Needless to say, it fell on deaf ears. As the 1970s gave way to the 1980s, everything from fat-free soups to fat-free cold cuts began to be marketed to consumers.

But then, in August 1986, dieticians and nutritionists went to war over the issue of fat intake. The battle was sparked by the American Heart Association (AHA), which lowered its recommendation that 40 percent of all calories should come from fat to 30 percent, advice that the American Academy of Pediatrics (AAP) objected to. Since a gram of fat has more than twice as many calories as a gram of protein or carbohydrate, this reduction actually meant that fat intake would equate to less than 20 percent of a diet in terms of weight consumed.

The Cox New Service reported that Dr. William Weidman of the AHA made a statement that there was “significant indirect evidence” that such fat reduction would have a positive effect. (However, he also admitted that it could take “another 30 years” to see if the change did any good, before concluding that it “certainly won’t hurt anyone.”) AAP President Laurence Finberg vehemently disagreed. “Based on the research, we can’t say we need to limit fat intake to 30 percent,” he argued. “And we’re not sure that if we did, we wouldn’t be harming the normal development of children and causing other problems.”

‘No fat’ fails

By the early 1990s, fat-free food products had taken over supermarket shelves, and the fat-free label now adorned everything from salad dressings, mayonnaise, and sour cream to Fig Newtons and other cookies. jane snow from the Akron Beacon Journal reported in June 1992 that the advent of such fat-free items was in response to 44 percent of Americans saying they wanted to limit fat in their diets, but also said there was a catch involved. “With few exceptions, the price of fat-free products is higher than that of regular items,” Snow wrote. “Miracle Whip Free was $1.49 in a store, compared to Miracle Whip at $1.39. The Kraft Free Singles Cheese was $2.49 and the regular Kraft Singles was $2.29.”

Snow also provided a graph showing that the price paid ultimately resulted in very little caloric difference per serving, with fat-free offerings often providing a material reduction of only 10 to 20 calories per serving, while in some cases , the fat-free products provided even more calories.

With “diet” products like this, it’s no wonder Americans continued to gain weight despite eating so much fat-free food. “Fat-free food sounds magical,” said a spokesperson for the American Dietetic Association (now the Academy of Nutrition and Dietetics). the tennessean in January 1996. “We might think we can eat all we want and still get fat, but that’s just not the case.”

Marli Murphy of the kansas city star reported later that same year that Americans had reduced their fat intake by about 16 percent between the 1970s and 1990s, but still weighed about 12 pounds more on average than they did in 1978. sugar, Murphy reported how the USDA attributed the unwanted weight gain to a reduction in physical exercise. “A lot of us, it seems, are just sitting on our fatty acids,” Murphy joked.

Soon, however, the fat-free jig was ready.
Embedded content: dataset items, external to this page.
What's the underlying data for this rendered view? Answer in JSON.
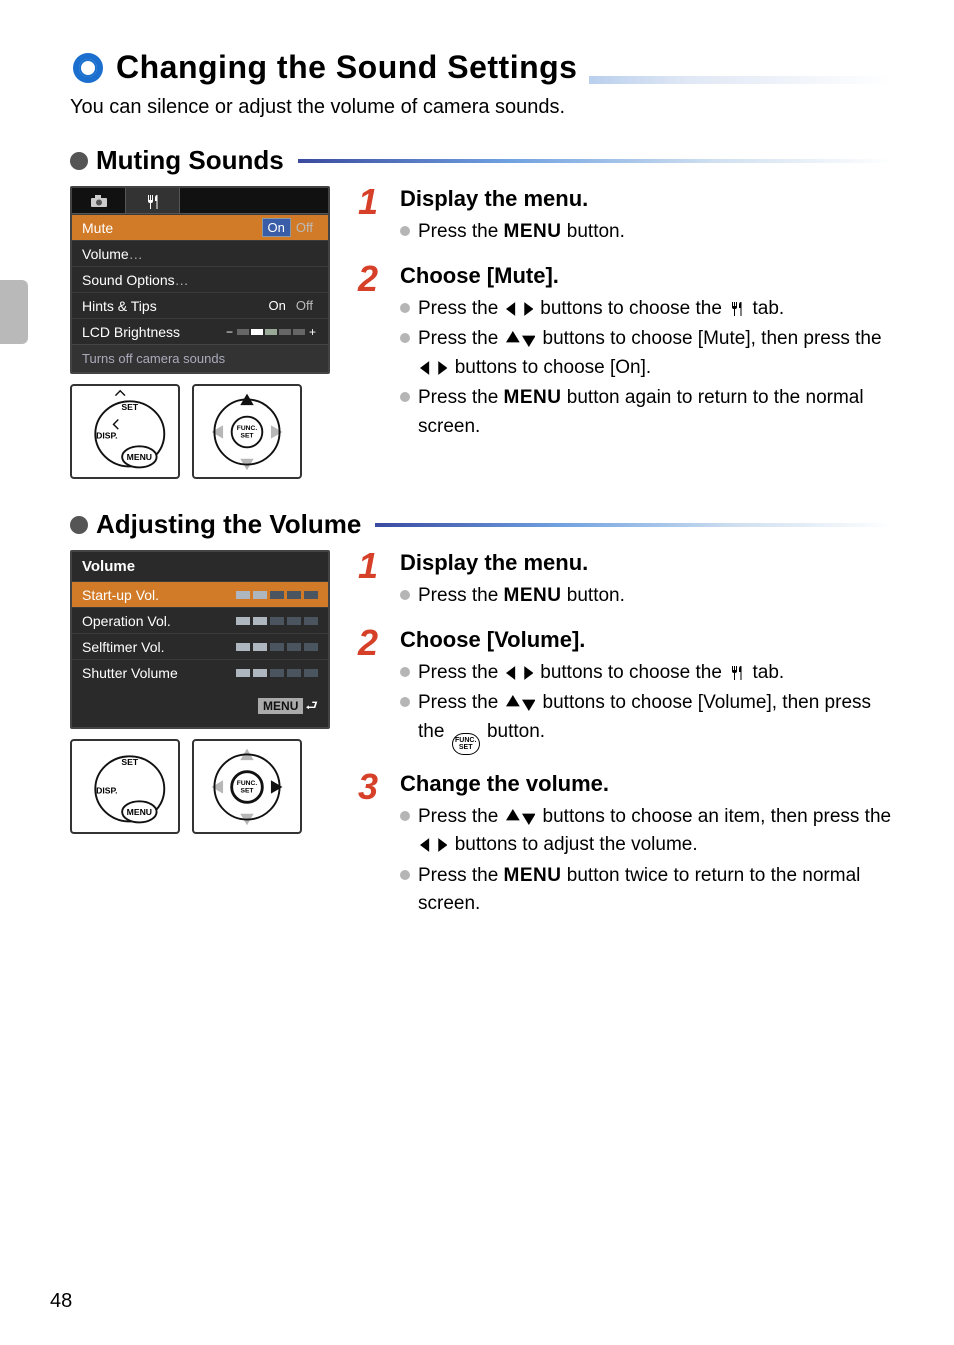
{
  "page_number": "48",
  "page_title": "Changing the Sound Settings",
  "intro": "You can silence or adjust the volume of camera sounds.",
  "section1": {
    "title": "Muting Sounds",
    "lcd": {
      "rows": [
        {
          "label": "Mute",
          "on": "On",
          "off": "Off",
          "hl": true
        },
        {
          "label": "Volume",
          "sub": true
        },
        {
          "label": "Sound Options",
          "sub": true
        },
        {
          "label": "Hints & Tips",
          "on": "On",
          "off": "Off"
        },
        {
          "label": "LCD Brightness",
          "slider": true
        }
      ],
      "hint": "Turns off camera sounds"
    },
    "steps": [
      {
        "n": "1",
        "title": "Display the menu.",
        "bullets": [
          {
            "text_before": "Press the ",
            "icon": "menu",
            "text_after": " button."
          }
        ]
      },
      {
        "n": "2",
        "title": "Choose [Mute].",
        "bullets": [
          {
            "text_before": "Press the ",
            "icon": "lr",
            "text_mid": " buttons to choose the ",
            "icon2": "tools",
            "text_after": " tab."
          },
          {
            "text_before": "Press the ",
            "icon": "ud",
            "text_mid": " buttons to choose [Mute], then press the ",
            "icon2": "lr",
            "text_after": " buttons to choose [On]."
          },
          {
            "text_before": "Press the ",
            "icon": "menu",
            "text_after": " button again to return to the normal screen."
          }
        ]
      }
    ]
  },
  "section2": {
    "title": "Adjusting the Volume",
    "lcd": {
      "title": "Volume",
      "rows": [
        {
          "label": "Start-up Vol.",
          "level": 2,
          "hl": true
        },
        {
          "label": "Operation Vol.",
          "level": 2
        },
        {
          "label": "Selftimer Vol.",
          "level": 2
        },
        {
          "label": "Shutter Volume",
          "level": 2
        }
      ],
      "return_label": "MENU"
    },
    "steps": [
      {
        "n": "1",
        "title": "Display the menu.",
        "bullets": [
          {
            "text_before": "Press the ",
            "icon": "menu",
            "text_after": " button."
          }
        ]
      },
      {
        "n": "2",
        "title": "Choose [Volume].",
        "bullets": [
          {
            "text_before": "Press the ",
            "icon": "lr",
            "text_mid": " buttons to choose the ",
            "icon2": "tools",
            "text_after": " tab."
          },
          {
            "text_before": "Press the ",
            "icon": "ud",
            "text_mid": " buttons to choose [Volume], then press the ",
            "icon2": "funcset",
            "text_after": " button."
          }
        ]
      },
      {
        "n": "3",
        "title": "Change the volume.",
        "bullets": [
          {
            "text_before": "Press the ",
            "icon": "ud",
            "text_mid": " buttons to choose an item, then press the ",
            "icon2": "lr",
            "text_after": " buttons to adjust the volume."
          },
          {
            "text_before": "Press the ",
            "icon": "menu",
            "text_after": " button twice to return to the normal screen."
          }
        ]
      }
    ]
  }
}
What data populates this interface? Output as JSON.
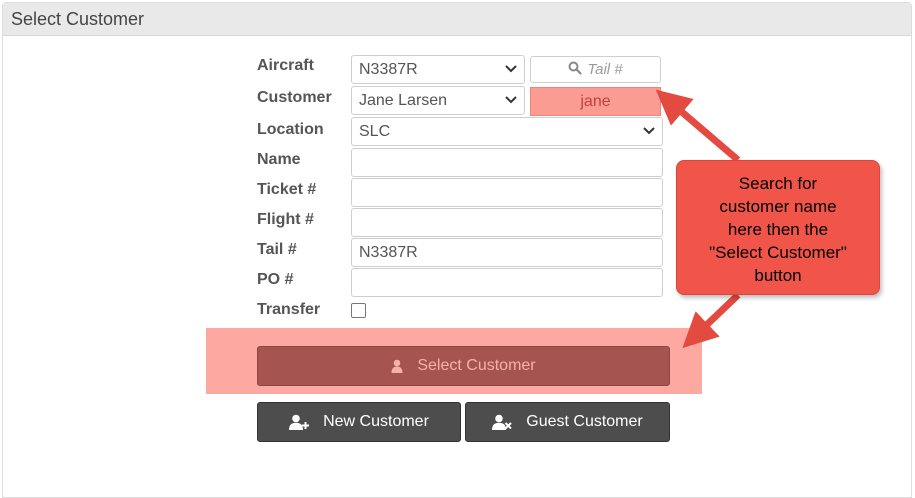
{
  "panel": {
    "title": "Select Customer"
  },
  "form": {
    "labels": {
      "aircraft": "Aircraft",
      "customer": "Customer",
      "location": "Location",
      "name": "Name",
      "ticket": "Ticket #",
      "flight": "Flight #",
      "tail": "Tail #",
      "po": "PO #",
      "transfer": "Transfer"
    },
    "values": {
      "aircraft": "N3387R",
      "customer": "Jane Larsen",
      "location": "SLC",
      "name": "",
      "ticket": "",
      "flight": "",
      "tail": "N3387R",
      "po": ""
    },
    "tail_search_placeholder": "Tail #",
    "customer_search_value": "jane",
    "transfer_checked": false
  },
  "buttons": {
    "select_customer": "Select Customer",
    "new_customer": "New Customer",
    "guest_customer": "Guest Customer"
  },
  "callout": {
    "lines": [
      "Search for",
      "customer name",
      "here then the",
      "\"Select Customer\"",
      "button"
    ]
  },
  "colors": {
    "highlight": "#fda8a1",
    "callout": "#f1554a",
    "select_button": "#a65450",
    "dark_button": "#4d4d4d"
  },
  "icons": {
    "search": "search-icon",
    "user": "user-icon",
    "user_plus": "user-plus-icon",
    "user_times": "user-times-icon",
    "chevron": "chevron-down-icon"
  }
}
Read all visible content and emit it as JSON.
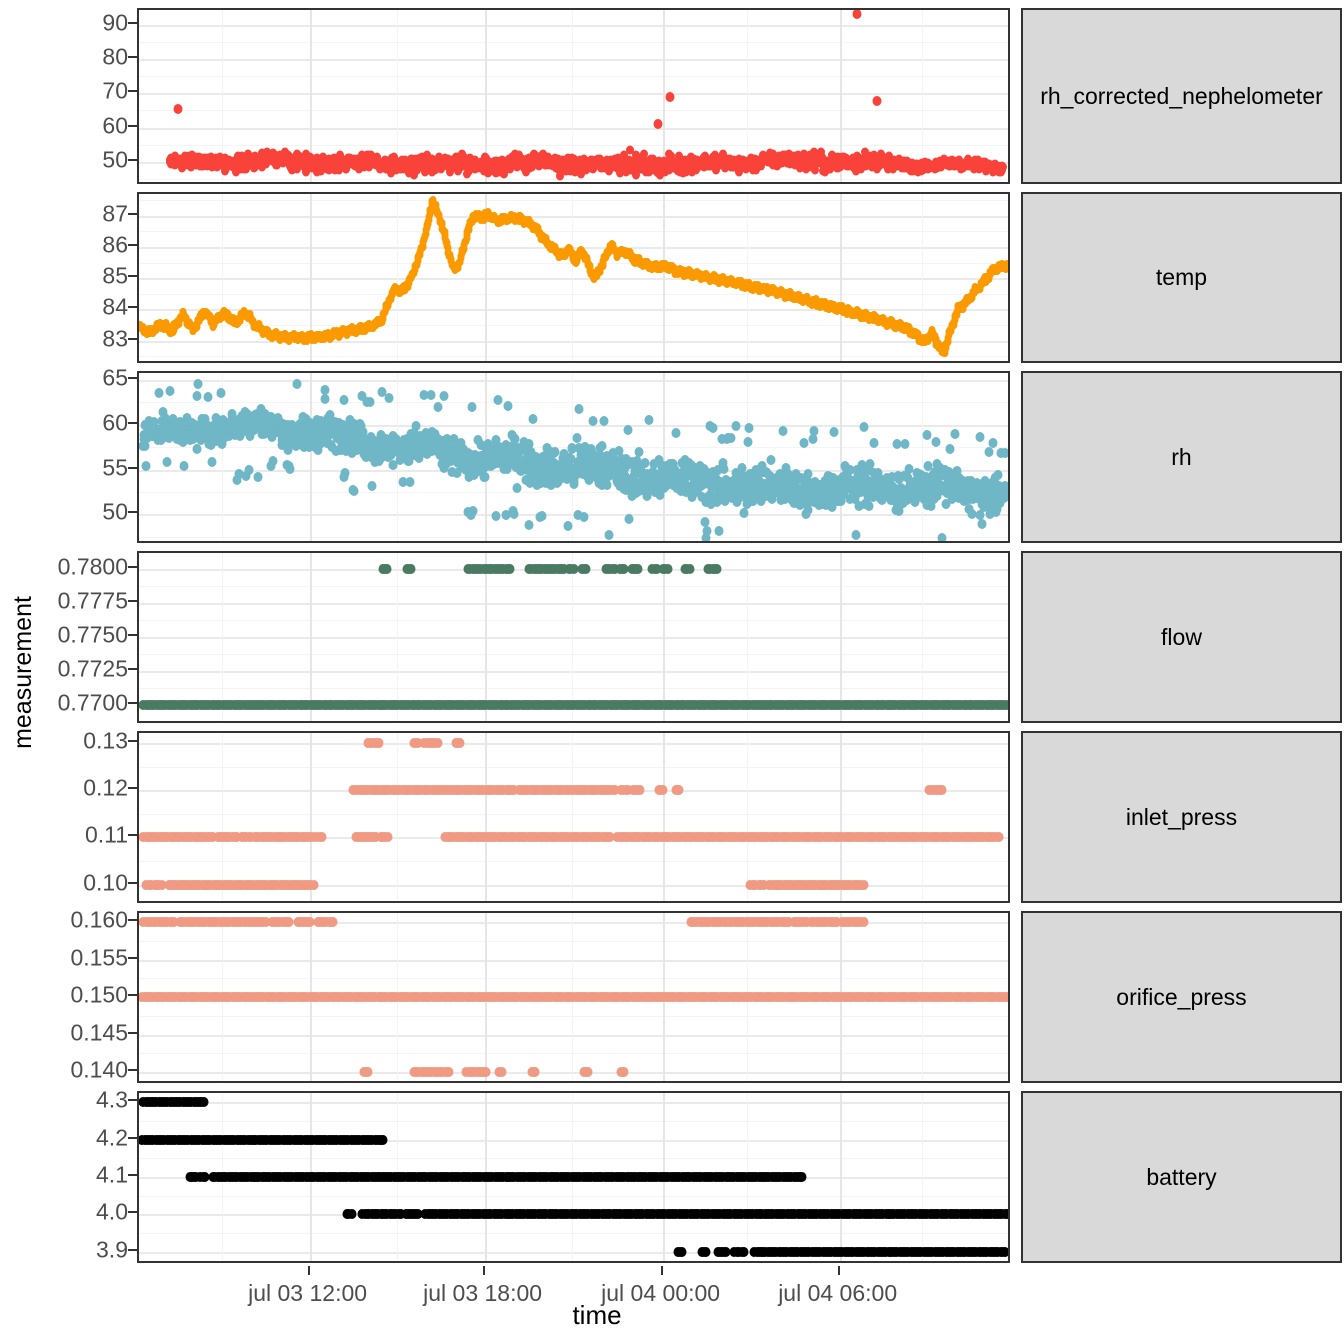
{
  "axis": {
    "y_title": "measurement",
    "x_title": "time",
    "x_ticks": [
      {
        "label": "jul 03 12:00",
        "pos": 0.1954
      },
      {
        "label": "jul 03 18:00",
        "pos": 0.3959
      },
      {
        "label": "jul 04 00:00",
        "pos": 0.5998
      },
      {
        "label": "jul 04 06:00",
        "pos": 0.8026
      }
    ]
  },
  "chart_data": {
    "type": "scatter",
    "title": "",
    "xlabel": "time",
    "ylabel": "measurement",
    "grid": true,
    "legend": "none",
    "facet_direction": "vertical",
    "x_axis": {
      "type": "datetime",
      "range": [
        "2023-07-03 08:40",
        "2023-07-04 07:40"
      ],
      "tick_labels": [
        "jul 03 12:00",
        "jul 03 18:00",
        "jul 04 00:00",
        "jul 04 06:00"
      ]
    },
    "panels": [
      {
        "name": "rh_corrected_nephelometer",
        "color": "#f8423a",
        "ylim": [
          44.0,
          94.5
        ],
        "yticks": [
          50,
          60,
          70,
          80,
          90
        ],
        "point_size": 7,
        "description": "dense noisy band near 48-52 with outliers at 65.5, 69, 67.8 and 93",
        "series": {
          "baseline": 49.5,
          "band": [
            46.5,
            53.0
          ],
          "outliers": [
            {
              "x": 0.045,
              "y": 65.5
            },
            {
              "x": 0.608,
              "y": 69.0
            },
            {
              "x": 0.594,
              "y": 61.0
            },
            {
              "x": 0.822,
              "y": 93.2
            },
            {
              "x": 0.845,
              "y": 67.8
            }
          ]
        }
      },
      {
        "name": "temp",
        "color": "#fb9a00",
        "ylim": [
          82.35,
          87.7
        ],
        "yticks": [
          83,
          84,
          85,
          86,
          87
        ],
        "point_size": 6,
        "description": "wiggly line: starts 83.5, dips 83.1, rises sharply to 87.5 peak, plateau 86.9, slow decline to 82.6, final rise to 85.4",
        "waypoints": [
          [
            0.0,
            83.45
          ],
          [
            0.012,
            83.25
          ],
          [
            0.025,
            83.55
          ],
          [
            0.038,
            83.3
          ],
          [
            0.05,
            83.85
          ],
          [
            0.062,
            83.35
          ],
          [
            0.075,
            83.95
          ],
          [
            0.085,
            83.55
          ],
          [
            0.098,
            83.9
          ],
          [
            0.11,
            83.55
          ],
          [
            0.122,
            83.9
          ],
          [
            0.135,
            83.45
          ],
          [
            0.15,
            83.2
          ],
          [
            0.17,
            83.1
          ],
          [
            0.195,
            83.1
          ],
          [
            0.215,
            83.15
          ],
          [
            0.235,
            83.3
          ],
          [
            0.25,
            83.35
          ],
          [
            0.265,
            83.45
          ],
          [
            0.278,
            83.65
          ],
          [
            0.288,
            84.4
          ],
          [
            0.295,
            84.7
          ],
          [
            0.3,
            84.55
          ],
          [
            0.31,
            84.9
          ],
          [
            0.32,
            85.6
          ],
          [
            0.33,
            86.6
          ],
          [
            0.336,
            87.5
          ],
          [
            0.345,
            86.9
          ],
          [
            0.353,
            86.05
          ],
          [
            0.36,
            85.3
          ],
          [
            0.367,
            85.45
          ],
          [
            0.375,
            86.35
          ],
          [
            0.383,
            87.0
          ],
          [
            0.392,
            86.95
          ],
          [
            0.4,
            87.05
          ],
          [
            0.41,
            86.85
          ],
          [
            0.42,
            86.9
          ],
          [
            0.432,
            86.95
          ],
          [
            0.445,
            86.8
          ],
          [
            0.455,
            86.6
          ],
          [
            0.465,
            86.2
          ],
          [
            0.475,
            85.95
          ],
          [
            0.485,
            85.7
          ],
          [
            0.492,
            85.95
          ],
          [
            0.5,
            85.55
          ],
          [
            0.508,
            85.9
          ],
          [
            0.515,
            85.4
          ],
          [
            0.522,
            85.0
          ],
          [
            0.53,
            85.4
          ],
          [
            0.54,
            86.05
          ],
          [
            0.548,
            85.8
          ],
          [
            0.558,
            85.85
          ],
          [
            0.568,
            85.6
          ],
          [
            0.58,
            85.45
          ],
          [
            0.592,
            85.35
          ],
          [
            0.605,
            85.4
          ],
          [
            0.618,
            85.2
          ],
          [
            0.632,
            85.15
          ],
          [
            0.648,
            85.05
          ],
          [
            0.665,
            84.95
          ],
          [
            0.685,
            84.85
          ],
          [
            0.705,
            84.7
          ],
          [
            0.725,
            84.6
          ],
          [
            0.745,
            84.45
          ],
          [
            0.765,
            84.3
          ],
          [
            0.785,
            84.15
          ],
          [
            0.805,
            84.0
          ],
          [
            0.825,
            83.85
          ],
          [
            0.845,
            83.7
          ],
          [
            0.862,
            83.55
          ],
          [
            0.878,
            83.4
          ],
          [
            0.89,
            83.2
          ],
          [
            0.9,
            82.95
          ],
          [
            0.908,
            83.25
          ],
          [
            0.915,
            82.9
          ],
          [
            0.922,
            82.6
          ],
          [
            0.93,
            83.35
          ],
          [
            0.938,
            84.0
          ],
          [
            0.948,
            84.25
          ],
          [
            0.958,
            84.6
          ],
          [
            0.968,
            84.9
          ],
          [
            0.98,
            85.3
          ],
          [
            0.992,
            85.4
          ],
          [
            1.0,
            85.3
          ]
        ]
      },
      {
        "name": "rh",
        "color": "#6fb6c6",
        "ylim": [
          47.0,
          65.8
        ],
        "yticks": [
          50,
          55,
          60,
          65
        ],
        "point_size": 8,
        "description": "noisy scatter declining from ~59 at start to ~52 at end, spread widening",
        "trend": [
          [
            0.0,
            58.8
          ],
          [
            0.15,
            59.6
          ],
          [
            0.3,
            58.0
          ],
          [
            0.45,
            55.5
          ],
          [
            0.6,
            54.0
          ],
          [
            0.75,
            53.2
          ],
          [
            0.9,
            52.6
          ],
          [
            1.0,
            52.0
          ]
        ],
        "spread": [
          [
            0.0,
            2.0
          ],
          [
            0.25,
            2.6
          ],
          [
            0.45,
            3.2
          ],
          [
            0.7,
            3.0
          ],
          [
            1.0,
            3.2
          ]
        ]
      },
      {
        "name": "flow",
        "color": "#4a7a62",
        "ylim": [
          0.7688,
          0.7812
        ],
        "yticks": [
          "0.7700",
          "0.7725",
          "0.7750",
          "0.7775",
          "0.7800"
        ],
        "ytick_values": [
          0.77,
          0.7725,
          0.775,
          0.7775,
          0.78
        ],
        "point_size": 8,
        "description": "two discrete levels: continuous 0.7700 across full range; sparse 0.7800 between ~0.28 and ~0.62",
        "levels": [
          {
            "value": 0.77,
            "segments": [
              [
                0.005,
                0.995
              ]
            ]
          },
          {
            "value": 0.78,
            "segments": [
              [
                0.28,
                0.284
              ],
              [
                0.307,
                0.312
              ],
              [
                0.377,
                0.425
              ],
              [
                0.447,
                0.487
              ],
              [
                0.492,
                0.498
              ],
              [
                0.507,
                0.512
              ],
              [
                0.535,
                0.545
              ],
              [
                0.551,
                0.556
              ],
              [
                0.565,
                0.572
              ],
              [
                0.588,
                0.593
              ],
              [
                0.6,
                0.606
              ],
              [
                0.625,
                0.631
              ],
              [
                0.652,
                0.662
              ]
            ]
          }
        ]
      },
      {
        "name": "inlet_press",
        "color": "#f09a84",
        "ylim": [
          0.0965,
          0.1322
        ],
        "yticks": [
          "0.10",
          "0.11",
          "0.12",
          "0.13"
        ],
        "ytick_values": [
          0.1,
          0.11,
          0.12,
          0.13
        ],
        "point_size": 8,
        "description": "discrete steps 0.10/0.11/0.12/0.13",
        "levels": [
          {
            "value": 0.13,
            "segments": [
              [
                0.262,
                0.275
              ],
              [
                0.315,
                0.32
              ],
              [
                0.327,
                0.342
              ],
              [
                0.363,
                0.368
              ]
            ]
          },
          {
            "value": 0.12,
            "segments": [
              [
                0.245,
                0.43
              ],
              [
                0.435,
                0.545
              ],
              [
                0.552,
                0.56
              ],
              [
                0.566,
                0.574
              ],
              [
                0.596,
                0.6
              ],
              [
                0.615,
                0.619
              ],
              [
                0.905,
                0.91
              ],
              [
                0.913,
                0.92
              ]
            ]
          },
          {
            "value": 0.11,
            "segments": [
              [
                0.005,
                0.085
              ],
              [
                0.09,
                0.112
              ],
              [
                0.118,
                0.128
              ],
              [
                0.133,
                0.2
              ],
              [
                0.204,
                0.21
              ],
              [
                0.248,
                0.272
              ],
              [
                0.277,
                0.285
              ],
              [
                0.35,
                0.54
              ],
              [
                0.548,
                0.985
              ]
            ]
          },
          {
            "value": 0.1,
            "segments": [
              [
                0.008,
                0.014
              ],
              [
                0.018,
                0.026
              ],
              [
                0.034,
                0.2
              ],
              [
                0.7,
                0.706
              ],
              [
                0.71,
                0.716
              ],
              [
                0.722,
                0.83
              ]
            ]
          }
        ]
      },
      {
        "name": "orifice_press",
        "color": "#f09a84",
        "ylim": [
          0.1388,
          0.1612
        ],
        "yticks": [
          "0.140",
          "0.145",
          "0.150",
          "0.155",
          "0.160"
        ],
        "ytick_values": [
          0.14,
          0.145,
          0.15,
          0.155,
          0.16
        ],
        "point_size": 8,
        "description": "mostly 0.150 continuous; 0.160 at start and near end; 0.140 sparse in middle",
        "levels": [
          {
            "value": 0.16,
            "segments": [
              [
                0.005,
                0.04
              ],
              [
                0.047,
                0.145
              ],
              [
                0.152,
                0.172
              ],
              [
                0.182,
                0.196
              ],
              [
                0.205,
                0.222
              ],
              [
                0.632,
                0.745
              ],
              [
                0.75,
                0.765
              ],
              [
                0.77,
                0.8
              ],
              [
                0.805,
                0.83
              ]
            ]
          },
          {
            "value": 0.15,
            "segments": [
              [
                0.004,
                0.996
              ]
            ]
          },
          {
            "value": 0.14,
            "segments": [
              [
                0.258,
                0.262
              ],
              [
                0.315,
                0.355
              ],
              [
                0.375,
                0.398
              ],
              [
                0.412,
                0.416
              ],
              [
                0.45,
                0.454
              ],
              [
                0.51,
                0.514
              ],
              [
                0.552,
                0.556
              ]
            ]
          }
        ]
      },
      {
        "name": "battery",
        "color": "#000000",
        "ylim": [
          3.875,
          4.325
        ],
        "yticks": [
          "3.9",
          "4.0",
          "4.1",
          "4.2",
          "4.3"
        ],
        "ytick_values": [
          3.9,
          4.0,
          4.1,
          4.2,
          4.3
        ],
        "point_size": 8,
        "description": "stepped decay 4.3 -> 3.9 over time",
        "levels": [
          {
            "value": 4.3,
            "segments": [
              [
                0.005,
                0.075
              ]
            ]
          },
          {
            "value": 4.2,
            "segments": [
              [
                0.004,
                0.28
              ]
            ]
          },
          {
            "value": 4.1,
            "segments": [
              [
                0.058,
                0.065
              ],
              [
                0.07,
                0.076
              ],
              [
                0.085,
                0.76
              ]
            ]
          },
          {
            "value": 4.0,
            "segments": [
              [
                0.238,
                0.244
              ],
              [
                0.256,
                0.3
              ],
              [
                0.306,
                0.32
              ],
              [
                0.328,
                0.994
              ]
            ]
          },
          {
            "value": 3.9,
            "segments": [
              [
                0.617,
                0.622
              ],
              [
                0.645,
                0.65
              ],
              [
                0.663,
                0.672
              ],
              [
                0.682,
                0.693
              ],
              [
                0.705,
                0.992
              ]
            ]
          }
        ]
      }
    ]
  }
}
In the late 1990s, there was an 11 percentage point reduction in the number of American households that regularly purchased such items. Still, it took yet another decade before health columnists finally had carte blanche to drive a sharp stake through the heart of the fat-free movement. “Sometimes we tend to overeat fat-free foods because we think, ‘Oh, this is fat-free, I can eat as much as I want,'” Lacy Ngo of Rock Hill Herald he wrote, now stating the obvious. “Fat-free products will have calories, so you have to stick to one serving size or you’ll end up eating the same or more calories than you would with the higher-fat product.”

At long last, consumers were finally being fed the big truth.